By contrast, boards that were at least ½ inch thick didn’t warp, even after 50 washes. And they didn’t bounce at all. We generally preferred these thicker boards, even though that added height meant that these boards were also a bit heavier.
Finally, we considered some of the extra features that a few of the boards came with. One board had a ruler of sorts along the bottom edge, allowing for accurate measurements while chopping or making pastry. While some testers loved having this information handy, others thought that the raised numbers were hard to read or that they got in the way when they were chopping, limiting workspace.

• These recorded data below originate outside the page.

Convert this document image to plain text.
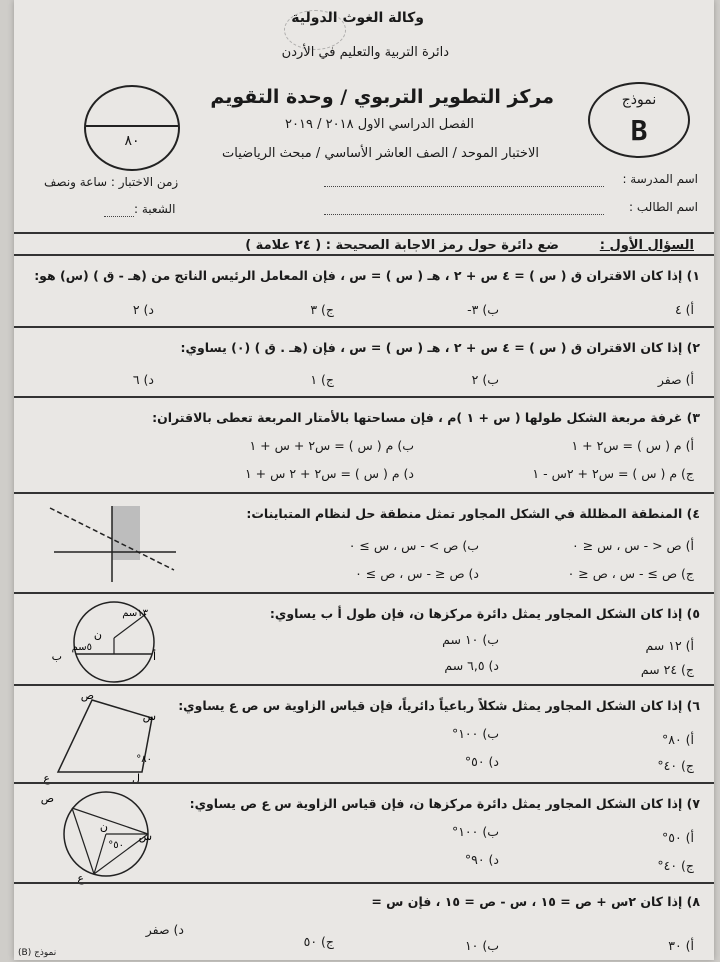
وكالة الغوث الدولية
دائرة التربية والتعليم في الأردن
مركز التطوير التربوي / وحدة التقويم
الفصل الدراسي الاول ٢٠١٨ / ٢٠١٩
الاختبار الموحد / الصف العاشر الأساسي / مبحث الرياضيات
نموذج
B
٨٠
اسم المدرسة :
اسم الطالب :
زمن الاختبار : ساعة ونصف
الشعبة :
السؤال الأول :
ضع دائرة حول رمز الاجابة الصحيحة : ( ٢٤ علامة )
١) إذا كان الاقتران ق ( س ) = ٤ س + ٢ ، هـ ( س ) = س ، فإن المعامل الرئيس الناتج من (هـ - ق ) (س) هو:
أ) ٤
ب) ٣-
ج) ٣
د) ٢
٢) إذا كان الاقتران ق ( س ) = ٤ س + ٢ ، هـ ( س ) = س ، فإن (هـ . ق ) (٠) يساوي:
أ) صفر
ب) ٢
ج) ١
د) ٦
٣) غرفة مربعة الشكل طولها ( س + ١ )م ، فإن مساحتها بالأمتار المربعة تعطى بالاقتران:
أ) م ( س ) = س٢ + ١
ب) م ( س ) = س٢ + س + ١
ج) م ( س ) = س٢ + ٢س - ١
د) م ( س ) = س٢ + ٢ س + ١
٤) المنطقة المظللة في الشكل المجاور تمثل منطقة حل لنظام المتباينات:
أ) ص < - س ، س ≤ ٠
ب) ص > - س ، س ≥ ٠
ج) ص ≥ - س ، ص ≤ ٠
د) ص ≤ - س ، ص ≥ ٠
٥) إذا كان الشكل المجاور يمثل دائرة مركزها ن، فإن طول أ ب يساوي:
أ) ١٢ سم
ب) ١٠ سم
ج) ٢٤ سم
د) ٦,٥ سم
١٣سم
٥سم
ن
ب	أ
٦) إذا كان الشكل المجاور يمثل شكلاً رباعياً دائرياً، فإن قياس الزاوية س ص ع يساوي:
أ) ٨٠°
ب) ١٠٠°
ج) ٤٠°
د) ٥٠°
ص
س
ل
ع
٨٠°
٧) إذا كان الشكل المجاور يمثل دائرة مركزها ن، فإن قياس الزاوية س ع ص يساوي:
أ) ٥٠°
ب) ١٠٠°
ج) ٤٠°
د) ٩٠°
ص
س
ع
ن
٥٠°
٨) إذا كان ٢س + ص = ١٥ ، س - ص = ١٥ ، فإن س =
أ) ٣٠
ب) ١٠
ج) ٥٠
د) صفر
نموذج (B)
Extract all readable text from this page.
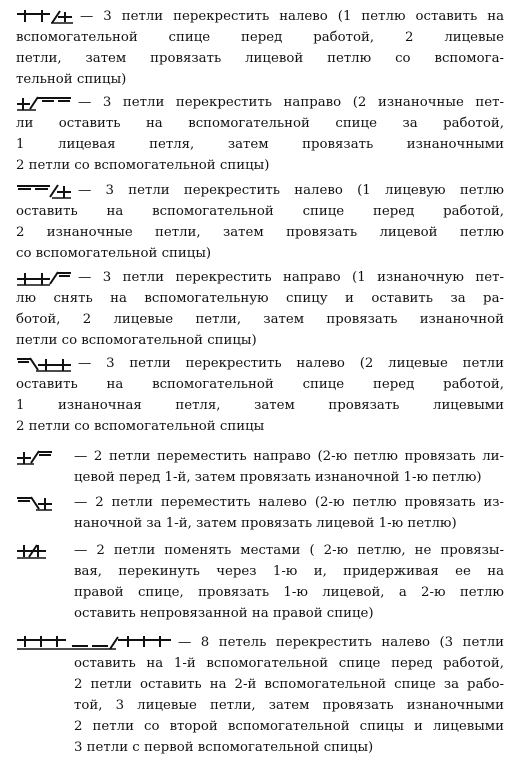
— 3 петли перекрестить налево (1 петлю оставить на
вспомогательной спице перед работой, 2 лицевые
петли, затем провязать лицевой петлю со вспомога-
тельной спицы)
— 3 петли перекрестить направо (2 изнаночные пет-
ли оставить на вспомогательной спице за работой,
1 лицевая петля, затем провязать изнаночными
2 петли со вспомогательной спицы)
— 3 петли перекрестить налево (1 лицевую петлю
оставить на вспомогательной спице перед работой,
2 изнаночные петли, затем провязать лицевой петлю
со вспомогательной спицы)
— 3 петли перекрестить направо (1 изнаночную пет-
лю снять на вспомогательную спицу и оставить за ра-
ботой, 2 лицевые петли, затем провязать изнаночной
петли со вспомогательной спицы)
— 3 петли перекрестить налево (2 лицевые петли
оставить на вспомогательной спице перед работой,
1 изнаночная петля, затем провязать лицевыми
2 петли со вспомогательной спицы
— 2 петли переместить направо (2-ю петлю провязать ли-
цевой перед 1-й, затем провязать изнаночной 1-ю петлю)
— 2 петли переместить налево (2-ю петлю провязать из-
наночной за 1-й, затем провязать лицевой 1-ю петлю)
— 2 петли поменять местами ( 2-ю петлю, не провязы-
вая, перекинуть через 1-ю и, придерживая ее на
правой спице, провязать 1-ю лицевой, а 2-ю петлю
оставить непровязанной на правой спице)
— 8 петель перекрестить налево (3 петли
оставить на 1-й вспомогательной спице перед работой,
2 петли оставить на 2-й вспомогательной спице за рабо-
той, 3 лицевые петли, затем провязать изнаночными
2 петли со второй вспомогательной спицы и лицевыми
3 петли с первой вспомогательной спицы)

All the boards were reversible, but two boards had sides with trenches around their perimeters to collect any water from wet vegetables or juices from a roast, theoretically allowing them to serve as carving boards as well as cutting boards. While many testers liked the versatility and the safeguard that these trenches provided, the trenches themselves didn’t actually hold all that much liquid—just 3 to 4 tablespoons—a fifth of the capacity of our favorite dedicated carving board. And those trenches collected debris, requiring some extra work to detail during cleaning.
Testers also universally disliked the glorified cutting mat, which had to be placed inside a separate frame. While testers initially liked the idea that the mat could be replaced (an extra mat was included), the fact that there were two parts to scrub instead of just one made this set more trouble than it was worth, especially when we had to deep-clean it after pounding and cleaving raw chicken.
Several boards came with loops or holes cut out of their corners; some testers liked that these loops helped them get a better grip on them while transporting or cleaning, but others thought that they subtracted from usable workspace.
Ultimately, preferences were personal; there were no must-have features besides the grips that helped anchor the best boards to the counter.
When all the knives were laid down, we had a new winner. We think that the best large plastic cutting board for most home cooks is the Winco Statik Board Cutting Board 15" x 20" x ½". A food-service stalwart, this utilitarian board is about ½ inch thick, so it didn’t flex during use and didn’t warp even after 50 washes. Best of all, it sat ultrasecurely on the counter, thanks to its moderate weight and the four rubberized feet that helped stabilize it. If portability is your greatest priority, or if you really want a board that has a trench on one side, we also recommend the new OXO Good Grips Carving and Cutting Board. Weighing just over 3 pounds, it was the lightest board we tested, making it especially easy to move and clean, and its two rubberized strips helped keep it relatively stable on the countertop. While this thin board didn’t warp, it did bounce a bit, especially when we cleaved chicken parts and pounded cutlets.